Doubiiu / DynamiCrafter

[ECCV 2024] DynamiCrafter: Animating Open-domain Images with Video Diffusion Priors
Apache License 2.0
2.09k stars 165 forks source link

Gradio takes a long time to run #31

Closed Yangfan-96 closed 3 months ago

Yangfan-96 commented 4 months ago

When I run the 576*1024 model, it takes 86 seconds to run with the 'run.sh' command, but it takes 250 seconds with Gradio. Why is this happening?

Doubiiu commented 4 months ago

Hi. We use the mixed-precision in running script run.sh.
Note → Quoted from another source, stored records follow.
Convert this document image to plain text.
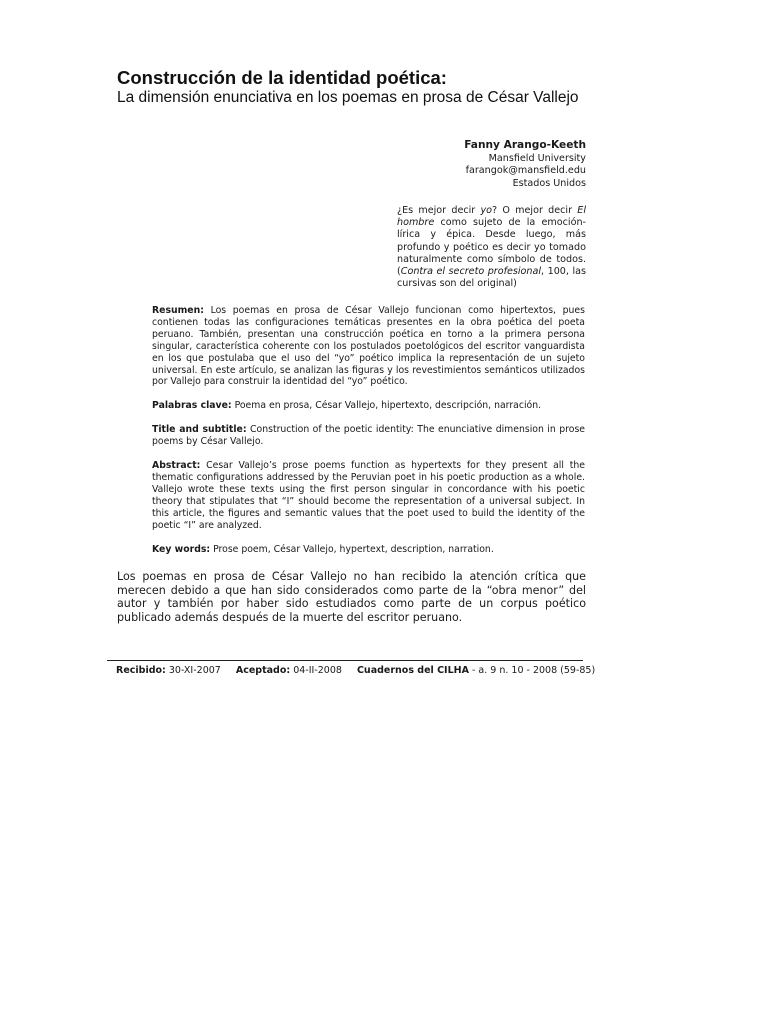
Construcción de la identidad poética:
La dimensión enunciativa en los poemas en prosa de César Vallejo
Fanny Arango-Keeth
Mansfield University
farangok@mansfield.edu
Estados Unidos
¿Es mejor decir yo? O mejor decir El hombre como sujeto de la emoción-lírica y épica. Desde luego, más profundo y poético es decir yo tomado naturalmente como símbolo de todos. (Contra el secreto profesional, 100, las cursivas son del original)

Resumen: Los poemas en prosa de César Vallejo funcionan como hipertextos, pues contienen todas las configuraciones temáticas presentes en la obra poética del poeta peruano. También, presentan una construcción poética en torno a la primera persona singular, característica coherente con los postulados poetológicos del escritor vanguardista en los que postulaba que el uso del “yo” poético implica la representación de un sujeto universal. En este artículo, se analizan las figuras y los revestimientos semánticos utilizados por Vallejo para construir la identidad del “yo” poético.

Palabras clave: Poema en prosa, César Vallejo, hipertexto, descripción, narración.

Title and subtitle: Construction of the poetic identity: The enunciative dimension in prose poems by César Vallejo.

Abstract: Cesar Vallejo’s prose poems function as hypertexts for they present all the thematic configurations addressed by the Peruvian poet in his poetic production as a whole. Vallejo wrote these texts using the first person singular in concordance with his poetic theory that stipulates that “I” should become the representation of a universal subject. In this article, the figures and semantic values that the poet used to build the identity of the poetic “I” are analyzed.

Key words: Prose poem, César Vallejo, hypertext, description, narration.

Los poemas en prosa de César Vallejo no han recibido la atención crítica que merecen debido a que han sido considerados como parte de la “obra menor” del autor y también por haber sido estudiados como parte de un corpus poético publicado además después de la muerte del escritor peruano.
Recibido: 30-XI-2007 Aceptado: 04-II-2008 Cuadernos del CILHA - a. 9 n. 10 - 2008 (59-85)
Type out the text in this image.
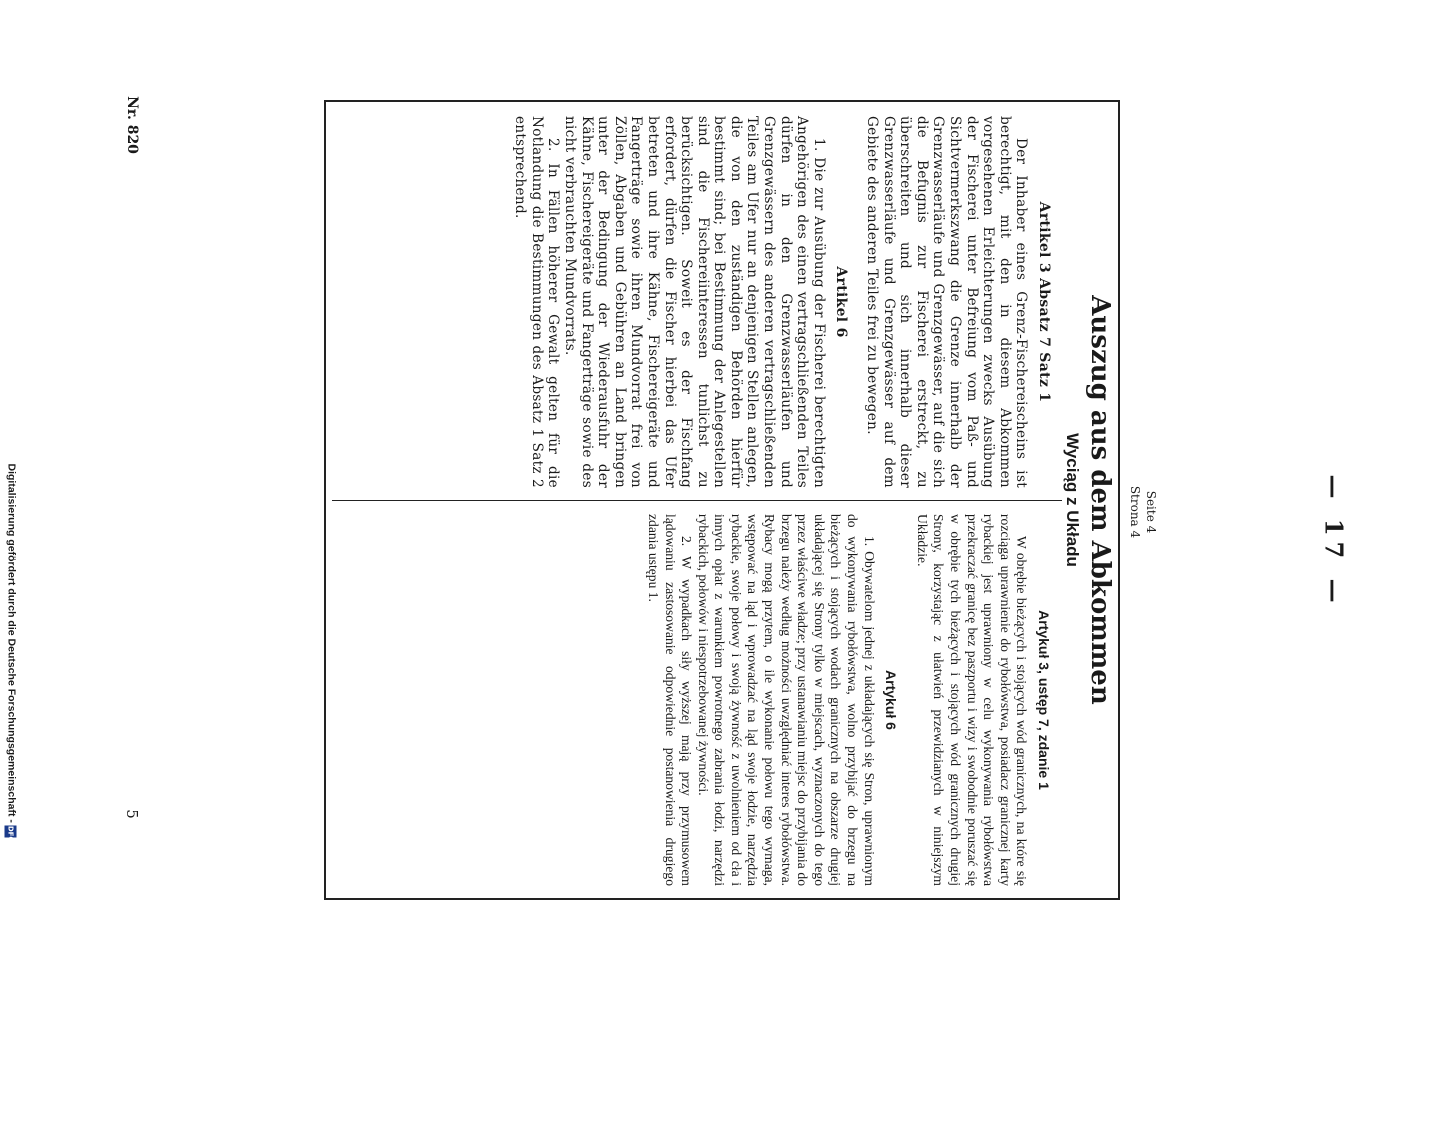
Nr. 820
5
Digitalisierung gefördert durch die Deutsche Forschungsgemeinschaft - DFG
— 17 —
Seite 4
Strona 4
Auszug aus dem Abkommen
Wyciąg z Układu
Artikel 3 Absatz 7 Satz 1

Der Inhaber eines Grenz-Fischereischeins ist berechtigt, mit den in diesem Abkommen vorgesehenen Erleichterungen zwecks Ausübung der Fischerei unter Befreiung vom Paß- und Sichtvermerkszwang die Grenze innerhalb der Grenzwasserläufe und Grenzgewässer, auf die sich die Befugnis zur Fischerei erstreckt, zu überschreiten und sich innerhalb dieser Grenzwasserläufe und Grenzgewässer auf dem Gebiete des anderen Teiles frei zu bewegen.

Artikel 6

1. Die zur Ausübung der Fischerei berechtigten Angehörigen des einen vertragschließenden Teiles dürfen in den Grenzwasserläufen und Grenzgewässern des anderen vertragschließenden Teiles am Ufer nur an denjenigen Stellen anlegen, die von den zuständigen Behörden hierfür bestimmt sind; bei Bestimmung der Anlegestellen sind die Fischereiinteressen tunlichst zu berücksichtigen. Soweit es der Fischfang erfordert, dürfen die Fischer hierbei das Ufer betreten und ihre Kähne, Fischereigeräte und Fangerträge sowie ihren Mundvorrat frei von Zöllen, Abgaben und Gebühren an Land bringen unter der Bedingung der Wiederausfuhr der Kähne, Fischereigeräte und Fangerträge sowie des nicht verbrauchten Mundvorrats.

2. In Fällen höherer Gewalt gelten für die Notlandung die Bestimmungen des Absatz 1 Satz 2 entsprechend.

Artykuł 3, ustęp 7, zdanie 1

W obrębie bieżących i stojących wód granicznych, na które się rozciąga uprawnienie do rybołówstwa, posiadacz granicznej karty rybackiej jest uprawniony w celu wykonywania rybołówstwa przekraczać granicę bez paszportu i wizy i swobodnie poruszać się w obrębie tych bieżących i stojących wód granicznych drugiej Strony, korzystając z ułatwień przewidzianych w niniejszym Układzie.

Artykuł 6

1. Obywatelom jednej z układających się Stron, uprawnionym do wykonywania rybołówstwa, wolno przybijać do brzegu na bieżących i stojących wodach granicznych na obszarze drugiej układającej się Strony tylko w miejscach, wyznaczonych do tego przez właściwe władze; przy ustanawianiu miejsc do przybijania do brzegu należy według możności uwzględniać interes rybołówstwa. Rybacy mogą przytem, o ile wykonanie połowu tego wymaga, wstępować na ląd i wprowadzać na ląd swoje łodzie, narzędzia rybackie, swoje połowy i swoją żywność z uwolnieniem od cła i innych opłat z warunkiem powrotnego zabrania łodzi, narzędzi rybackich, połowów i niespotrzebowanej żywności.

2. W wypadkach siły wyższej mają przy przymusowem lądowaniu zastosowanie odpowiednie postanowienia drugiego zdania ustępu 1.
You can manually add with torch.no_grad(), torch.cuda.amp.autocast(): to Line 56 in i2v_test.py can then restart the radio:

    with torch.no_grad(), torch.cuda.amp.autocast():   ##Add this line of code with proper indent
        # text cond
        text_emb = model.get_learned_conditioning([prompt])

        # img cond
        img_tensor = torch.from_numpy(image).permute(2, 0, 1).float().to(model.device)
        img_tensor = (img_tensor / 255. - 0.5) * 2

        image_tensor_resized = transform(img_tensor) #3,h,w
        videos = image_tensor_resized.unsqueeze(0) # bchw

        z = get_latent_z(model, videos.unsqueeze(2)) #bc,1,hw

        img_tensor_repeat = repeat(z, 'b c t h w -> b c (repeat t) h w', repeat=frames)

        cond_images = model.embedder(img_tensor.unsqueeze(0)) ## blc
        img_emb = model.image_proj_model(cond_images)

        imtext_cond = torch.cat([text_emb, img_emb], dim=1)

        fs = torch.tensor([fs], dtype=torch.long, device=model.device)
        cond = {"c_crossattn": [imtext_cond], "fs": fs, "c_concat": [img_tensor_repeat]}

        ## inference
        batch_samples = batch_ddim_sampling(model, cond, noise_shape, n_samples=1, ddim_steps=steps, ddim_eta=eta, cfg_scale=cfg_scale)
        ## b,samples,c,t,h,w
        prompt_str = prompt.replace("/", "_slash_") if "/" in prompt else prompt
        prompt_str = prompt_str.replace(" ", "_") if " " in prompt else prompt_str
        prompt_str=prompt_str[:40]
        if len(prompt_str) == 0:
            prompt_str = 'empty_prompt'